DCASE Workshop and Freesound Day

The Detection and Classification of Acoustic Scenes and Events (DCASE) Workshop takes place at the Music Technology Group, Universitat Pompeu Fabra, Barcelona, Spain, Oct.29-31, 2025 (including BioDCASE that focuses on bio-acoustics on Oct.29). DCASE is an annual challenge and international conference on computational audio scene analysis and environmental audio AI. Prof. Shuo Zhang participates in DCASE 2025 in Barcelona, where he serves as the co-chair of industrial liaisons and a visiting researcher at the MTG from October 20 to October 31.

The Freesound 20th anniversary celebration event also takes place in the same week on October 28, 2025. Freesound.org is a premier platform for crowd sourced audio and sound recordings / sound effects sharing platform since 2005. In recent years, it has become an indispensable resource for numerous audio datasets in deep learning and audio AI, including the FSD50k dataset. The Freesound Day will include talks by the Freesound team and members of the community. Participants will share their personal and professional experiences with the platform, as well as highlight various projects that have emerged around it. There is also a composition competition using Freesound.

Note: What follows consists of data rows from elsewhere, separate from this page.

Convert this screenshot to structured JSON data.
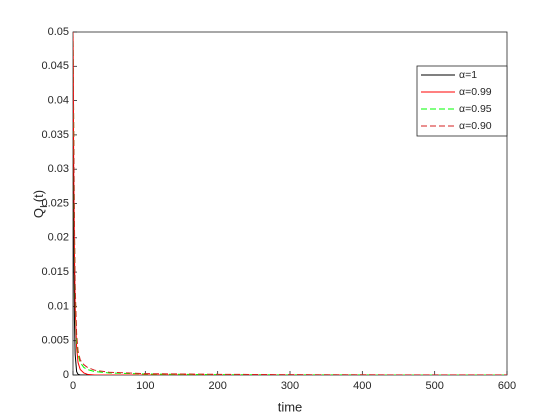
{
  "chart_data": {
    "type": "line",
    "xlabel": "time",
    "ylabel": [
      "Q",
      "I",
      "(t)"
    ],
    "x": [
      0,
      1,
      2,
      3,
      5,
      7,
      10,
      15,
      20,
      30,
      50,
      100,
      200,
      300,
      400,
      500,
      600
    ],
    "series": [
      {
        "name": "α=1",
        "color": "#000000",
        "style": "solid",
        "values": [
          0.05,
          0.02,
          0.008,
          0.003,
          0.0005,
          0.0001,
          0,
          0,
          0,
          0,
          0,
          0,
          0,
          0,
          0,
          0,
          0
        ]
      },
      {
        "name": "α=0.99",
        "color": "#ff0000",
        "style": "solid",
        "values": [
          0.05,
          0.03,
          0.018,
          0.01,
          0.004,
          0.0018,
          0.0008,
          0.0003,
          0.0001,
          0,
          0,
          0,
          0,
          0,
          0,
          0,
          0
        ]
      },
      {
        "name": "α=0.95",
        "color": "#00ff00",
        "style": "dashed",
        "values": [
          0.05,
          0.035,
          0.02,
          0.012,
          0.005,
          0.003,
          0.0018,
          0.0011,
          0.0008,
          0.0005,
          0.0003,
          0.00015,
          5e-05,
          2e-05,
          1e-05,
          0,
          0
        ]
      },
      {
        "name": "α=0.90",
        "color": "#d42020",
        "style": "dashed",
        "values": [
          0.05,
          0.036,
          0.022,
          0.013,
          0.006,
          0.0035,
          0.0022,
          0.0015,
          0.0011,
          0.0007,
          0.0004,
          0.0002,
          0.0001,
          5e-05,
          3e-05,
          2e-05,
          1e-05
        ]
      }
    ],
    "xlim": [
      0,
      600
    ],
    "xticks": [
      0,
      100,
      200,
      300,
      400,
      500,
      600
    ],
    "ylim": [
      0,
      0.05
    ],
    "yticks": [
      0,
      0.005,
      0.01,
      0.015,
      0.02,
      0.025,
      0.03,
      0.035,
      0.04,
      0.045,
      0.05
    ],
    "legend": "top-right"
  }
}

PhD thesis defense at MTG, UPF

Benno Weck (Music Technology Group, Universitat Pompeu Fabra) is presenting his doctoral thesis defense for PhD in Information and Communication Technologies on Oct 27, 2025, in Barcelona, Spain. Prof.Shuo Zhang is a thesis committee member in attendance. The thesis is entitled “Content-based retrieval in large-scale audio collections with natural language as the interface”. It is a body of research centered on the intersection between natural language processing and audio/music AI. This PhD thesis is supervised by Prof. Xavier Serra of MTG, UPF.

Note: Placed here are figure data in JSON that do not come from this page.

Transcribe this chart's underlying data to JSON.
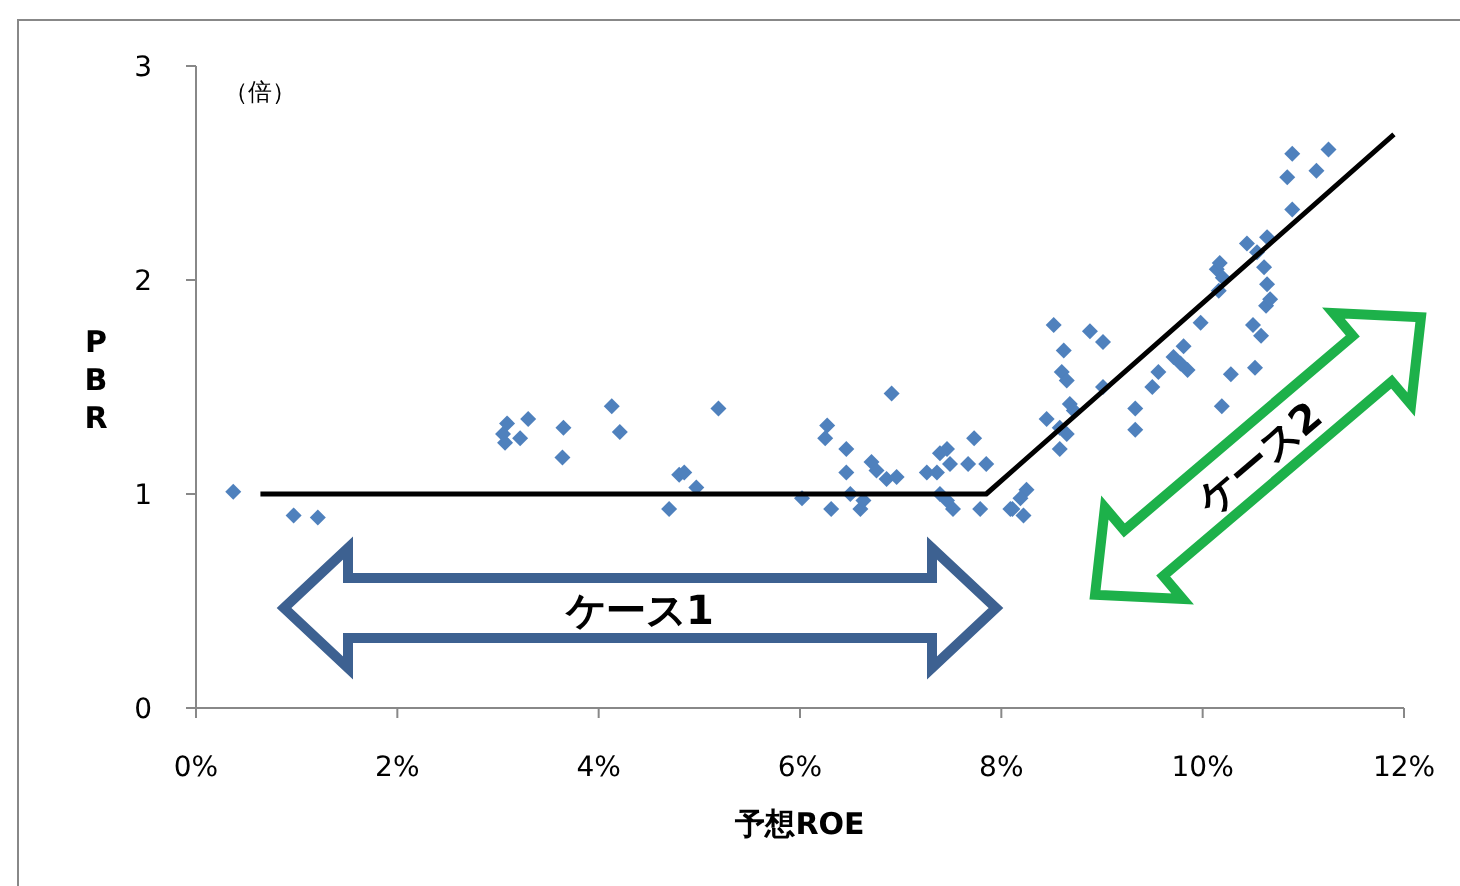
{
  "chart_data": {
    "type": "scatter",
    "xlabel": "予想ROE",
    "ylabel": "PBR",
    "annotations": [
      "（倍）",
      "ケース1",
      "ケース2"
    ],
    "xlim": [
      0,
      12
    ],
    "ylim": [
      0,
      3
    ],
    "xticks": [
      {
        "value": 0,
        "label": "0%"
      },
      {
        "value": 2,
        "label": "2%"
      },
      {
        "value": 4,
        "label": "4%"
      },
      {
        "value": 6,
        "label": "6%"
      },
      {
        "value": 8,
        "label": "8%"
      },
      {
        "value": 10,
        "label": "10%"
      },
      {
        "value": 12,
        "label": "12%"
      }
    ],
    "yticks": [
      0,
      1,
      2,
      3
    ],
    "grid": false,
    "series": [
      {
        "marker": "diamond",
        "color": "#4f81bd",
        "x": [
          0.37,
          0.97,
          1.21,
          3.07,
          3.09,
          3.05,
          3.22,
          3.3,
          3.65,
          3.64,
          4.13,
          4.21,
          4.7,
          4.8,
          4.85,
          4.97,
          5.19,
          6.02,
          6.27,
          6.25,
          6.31,
          6.46,
          6.46,
          6.5,
          6.6,
          6.63,
          6.71,
          6.76,
          6.91,
          6.86,
          6.96,
          7.26,
          7.36,
          7.39,
          7.46,
          7.49,
          7.39,
          7.46,
          7.52,
          7.67,
          7.73,
          7.85,
          7.79,
          8.09,
          8.11,
          8.22,
          8.25,
          8.19,
          8.52,
          8.62,
          8.6,
          8.65,
          8.68,
          8.45,
          8.58,
          8.65,
          8.58,
          8.72,
          8.88,
          9.01,
          9.01,
          9.33,
          9.33,
          9.5,
          9.56,
          9.71,
          9.81,
          9.85,
          9.78,
          9.98,
          10.19,
          10.28,
          10.14,
          10.17,
          10.2,
          10.16,
          10.44,
          10.54,
          10.64,
          10.61,
          10.64,
          10.63,
          10.67,
          10.5,
          10.58,
          10.52,
          10.89,
          10.84,
          10.89,
          11.13,
          11.25
        ],
        "values": [
          1.01,
          0.9,
          0.89,
          1.24,
          1.33,
          1.28,
          1.26,
          1.35,
          1.31,
          1.17,
          1.41,
          1.29,
          0.93,
          1.09,
          1.1,
          1.03,
          1.4,
          0.98,
          1.32,
          1.26,
          0.93,
          1.21,
          1.1,
          1.0,
          0.93,
          0.97,
          1.15,
          1.11,
          1.47,
          1.07,
          1.08,
          1.1,
          1.1,
          1.19,
          1.21,
          1.14,
          1.0,
          0.97,
          0.93,
          1.14,
          1.26,
          1.14,
          0.93,
          0.93,
          0.93,
          0.9,
          1.02,
          0.98,
          1.79,
          1.67,
          1.57,
          1.53,
          1.42,
          1.35,
          1.31,
          1.28,
          1.21,
          1.39,
          1.76,
          1.71,
          1.5,
          1.4,
          1.3,
          1.5,
          1.57,
          1.64,
          1.69,
          1.58,
          1.61,
          1.8,
          1.41,
          1.56,
          2.05,
          2.08,
          2.01,
          1.95,
          2.17,
          2.13,
          2.2,
          2.06,
          1.98,
          1.88,
          1.91,
          1.79,
          1.74,
          1.59,
          2.33,
          2.48,
          2.59,
          2.51,
          2.61
        ]
      },
      {
        "type": "line",
        "color": "#000000",
        "x": [
          0.64,
          7.85,
          11.9
        ],
        "values": [
          1.0,
          1.0,
          2.68
        ]
      }
    ]
  }
}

Abstract: Audio collections, ranging from music archives to environmental sound libraries, have been growing quickly. However, these vast resources remain largely underutilised due to sparse metadata and limited search capabilities. This thesis investigates content-based retrieval in large-scale audio collections using natural language as the interface, with the goal of enabling more intuitive and expressive access to audio content. We address three central challenges: system design, data availability, and evaluation.  For system design, we explore two primary directions. First, in audio captioning, we compare combinations of pretrained word embedding and machine listening models within a Transformer-based architecture. Second, in language-based retrieval, we investigate fine-tuning strategies for pretrained encoder models in a bi-encoder setup, considering different loss functions and the effects of augmenting training data with noisy audio-text pairs. To address the scarcity of paired text-music data, we introduce two novel datasets: Song Describer, a crowd-sourced collection of music captions, and WikiMuTe, which pairs music audio with encyclopedic textual descriptions. These datasets provide new resources for both evaluating and training multimodal models. In our evaluation work, we identify data leakage issues in an existing benchmark and propose more realistic dataset splits. We also introduce MuChoMusic, a multiple-choice question-answering benchmark designed to assess music understanding in multimodal models. Additionally, a user study explores how system constraints shape natural language query behaviour, revealing a tendency toward short queries despite a willingness to provide more detailed input. Together, these contributions aim to advance the integration of natural language and audio understanding and lay the foundations for richer interaction with audio content.

Visionular CEO Zoe Liu Tufts ECE talk

Dr. Zoe Liu, CEO of Visionular

On September 26, 2025, Prof.Shuo Zhang invited Visionular CEO Dr.Zoe Liu to give a talk at the Tufts ECE Seminar (10:30-noon, JCC170), hosted by Prof. Yingjie Lao and AIDA collaborator, ECE PhD student Rui Chu. 30+ students and faculty from ECE, DA, and others attended the lecture, preceded/followed by faculty meeting and lunch with Rui Chu, Prof. Shuchin Aeron, Prof. Shuo Zhang and Prof. Peter Lu.